LastPass was hacked, but user data was not affected

LastPass is still reporting the August hack. No user data has been compromised, but caution is still advised.

LastPass acknowledged in August that an “unauthorized person”was able to infiltrate its systems. Information of this nature from a hacked password manager is worrisome, but today the company wants to reassure its users that their IDs and other personal information were not compromised during this incident.

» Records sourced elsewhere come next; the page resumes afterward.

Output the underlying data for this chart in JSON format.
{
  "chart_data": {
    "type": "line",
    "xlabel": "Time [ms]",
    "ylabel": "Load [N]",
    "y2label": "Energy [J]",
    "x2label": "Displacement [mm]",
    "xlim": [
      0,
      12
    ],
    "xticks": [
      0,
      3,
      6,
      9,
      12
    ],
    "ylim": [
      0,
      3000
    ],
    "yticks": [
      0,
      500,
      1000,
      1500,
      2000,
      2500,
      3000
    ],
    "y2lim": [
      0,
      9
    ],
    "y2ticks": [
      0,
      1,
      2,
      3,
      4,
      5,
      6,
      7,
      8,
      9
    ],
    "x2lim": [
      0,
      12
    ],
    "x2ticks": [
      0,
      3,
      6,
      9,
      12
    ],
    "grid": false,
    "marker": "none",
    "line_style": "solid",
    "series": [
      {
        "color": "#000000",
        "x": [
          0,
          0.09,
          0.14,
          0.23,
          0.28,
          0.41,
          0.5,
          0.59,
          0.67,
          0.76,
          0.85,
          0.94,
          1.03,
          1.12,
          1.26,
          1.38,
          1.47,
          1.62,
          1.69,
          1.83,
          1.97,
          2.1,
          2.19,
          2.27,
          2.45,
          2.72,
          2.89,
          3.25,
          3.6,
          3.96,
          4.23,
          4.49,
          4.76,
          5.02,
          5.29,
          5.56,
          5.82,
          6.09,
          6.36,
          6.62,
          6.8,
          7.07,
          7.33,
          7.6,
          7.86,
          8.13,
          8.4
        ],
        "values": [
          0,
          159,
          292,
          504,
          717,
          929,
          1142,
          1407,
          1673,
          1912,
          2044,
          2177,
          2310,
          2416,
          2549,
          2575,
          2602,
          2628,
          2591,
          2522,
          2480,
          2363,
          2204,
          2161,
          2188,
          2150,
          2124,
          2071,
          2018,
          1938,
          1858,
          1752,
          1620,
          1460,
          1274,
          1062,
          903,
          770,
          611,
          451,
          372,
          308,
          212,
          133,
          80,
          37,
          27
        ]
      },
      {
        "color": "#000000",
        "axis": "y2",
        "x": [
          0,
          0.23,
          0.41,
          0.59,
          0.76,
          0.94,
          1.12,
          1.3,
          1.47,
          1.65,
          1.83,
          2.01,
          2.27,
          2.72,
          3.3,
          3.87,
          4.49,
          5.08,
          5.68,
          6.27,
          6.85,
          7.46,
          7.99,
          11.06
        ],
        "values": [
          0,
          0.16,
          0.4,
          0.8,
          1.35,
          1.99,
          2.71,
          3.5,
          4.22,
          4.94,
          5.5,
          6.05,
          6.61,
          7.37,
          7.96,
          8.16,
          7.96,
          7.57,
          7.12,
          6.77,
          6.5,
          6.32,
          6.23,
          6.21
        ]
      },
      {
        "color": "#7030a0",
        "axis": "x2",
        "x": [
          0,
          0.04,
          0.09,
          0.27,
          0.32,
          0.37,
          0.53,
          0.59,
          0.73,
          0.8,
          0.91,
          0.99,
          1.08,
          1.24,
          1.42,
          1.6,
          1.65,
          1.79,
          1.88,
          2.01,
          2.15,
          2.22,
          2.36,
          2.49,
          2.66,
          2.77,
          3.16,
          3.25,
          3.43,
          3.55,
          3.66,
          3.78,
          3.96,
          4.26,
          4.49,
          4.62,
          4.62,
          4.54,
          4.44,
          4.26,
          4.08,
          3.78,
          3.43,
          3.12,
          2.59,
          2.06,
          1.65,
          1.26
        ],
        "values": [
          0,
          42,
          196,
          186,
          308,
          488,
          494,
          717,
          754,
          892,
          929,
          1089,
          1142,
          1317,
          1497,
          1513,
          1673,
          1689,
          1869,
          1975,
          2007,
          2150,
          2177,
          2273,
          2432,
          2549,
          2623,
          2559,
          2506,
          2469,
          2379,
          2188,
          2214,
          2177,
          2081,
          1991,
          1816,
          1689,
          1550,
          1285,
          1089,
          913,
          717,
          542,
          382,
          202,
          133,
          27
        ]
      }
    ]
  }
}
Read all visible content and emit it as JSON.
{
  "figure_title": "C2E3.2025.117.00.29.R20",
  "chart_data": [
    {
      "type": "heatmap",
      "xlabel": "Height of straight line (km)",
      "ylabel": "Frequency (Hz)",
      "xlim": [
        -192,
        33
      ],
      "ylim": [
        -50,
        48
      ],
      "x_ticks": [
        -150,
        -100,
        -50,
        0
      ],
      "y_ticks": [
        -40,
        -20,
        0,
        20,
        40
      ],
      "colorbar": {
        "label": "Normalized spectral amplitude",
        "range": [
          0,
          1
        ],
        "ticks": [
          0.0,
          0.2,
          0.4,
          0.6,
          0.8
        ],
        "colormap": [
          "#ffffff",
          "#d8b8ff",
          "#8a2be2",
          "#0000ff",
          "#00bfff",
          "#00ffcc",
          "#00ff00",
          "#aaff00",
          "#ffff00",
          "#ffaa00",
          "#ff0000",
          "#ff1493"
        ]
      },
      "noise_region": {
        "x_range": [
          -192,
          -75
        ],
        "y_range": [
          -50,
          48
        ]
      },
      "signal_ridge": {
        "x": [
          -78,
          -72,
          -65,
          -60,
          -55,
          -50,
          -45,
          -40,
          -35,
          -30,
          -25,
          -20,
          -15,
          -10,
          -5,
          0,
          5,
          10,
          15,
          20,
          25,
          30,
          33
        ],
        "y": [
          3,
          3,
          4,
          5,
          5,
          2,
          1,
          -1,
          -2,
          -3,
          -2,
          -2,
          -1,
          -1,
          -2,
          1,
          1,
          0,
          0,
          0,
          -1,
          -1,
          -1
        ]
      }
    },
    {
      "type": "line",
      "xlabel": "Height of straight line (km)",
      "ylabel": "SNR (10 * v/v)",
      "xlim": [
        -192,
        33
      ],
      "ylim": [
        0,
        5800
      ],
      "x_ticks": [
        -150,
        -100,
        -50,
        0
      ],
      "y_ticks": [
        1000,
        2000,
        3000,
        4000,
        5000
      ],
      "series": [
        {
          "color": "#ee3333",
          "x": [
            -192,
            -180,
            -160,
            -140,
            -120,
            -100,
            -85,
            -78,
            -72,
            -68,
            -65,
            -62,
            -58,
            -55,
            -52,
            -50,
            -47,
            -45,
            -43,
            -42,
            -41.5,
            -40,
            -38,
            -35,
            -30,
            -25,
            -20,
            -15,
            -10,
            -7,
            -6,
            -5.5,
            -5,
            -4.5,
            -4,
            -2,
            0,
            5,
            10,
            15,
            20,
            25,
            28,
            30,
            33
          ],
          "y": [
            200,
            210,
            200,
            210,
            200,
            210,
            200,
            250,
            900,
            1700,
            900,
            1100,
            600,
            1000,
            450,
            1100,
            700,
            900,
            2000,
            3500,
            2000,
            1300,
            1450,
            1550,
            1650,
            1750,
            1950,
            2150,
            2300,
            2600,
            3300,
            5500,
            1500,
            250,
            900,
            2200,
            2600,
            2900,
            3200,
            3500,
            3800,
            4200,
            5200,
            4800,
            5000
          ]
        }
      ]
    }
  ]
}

LastPass is still reporting a hack in August

In his latest post on this hack, LastPass CEO Karim Tubba explained that the company’s investigation with cybersecurity company Mandiant found that the attacker had internal access to its systems for four days. The latter was able to steal the password manager’s source code and technical information, but his access was limited to the service’s development environment, which is not linked to user data or encrypted vaults. In addition, Karim Tubba clarified that LastPass does not have any access to users’ master passwords, which are required to decrypt the vaults.

User data has not been compromised

The CEO also clarified that there is no evidence that this incident “is related to any access to personal data or encrypted password vaults.”They also found no evidence of unauthorized access beyond that four-day period and no evidence of any malicious code being introduced into the systems. Karim Tubba claims that the attacker was able to infiltrate system systems by compromising the developer’s system. The hacker was then able to impersonate the latter “after successfully authenticating with two-factor authentication.”

But caution is always in order

LastPass experienced a security breach in 2015 that compromised email addresses, user ID hashes, password reminders, and other user information. Such a shortcoming would be disastrous today, when the service has more than 33 million registered customers. While LastPass doesn’t advise its users to take any specific action, it’s always a good idea to not reuse passwords and enable two-factor authentication.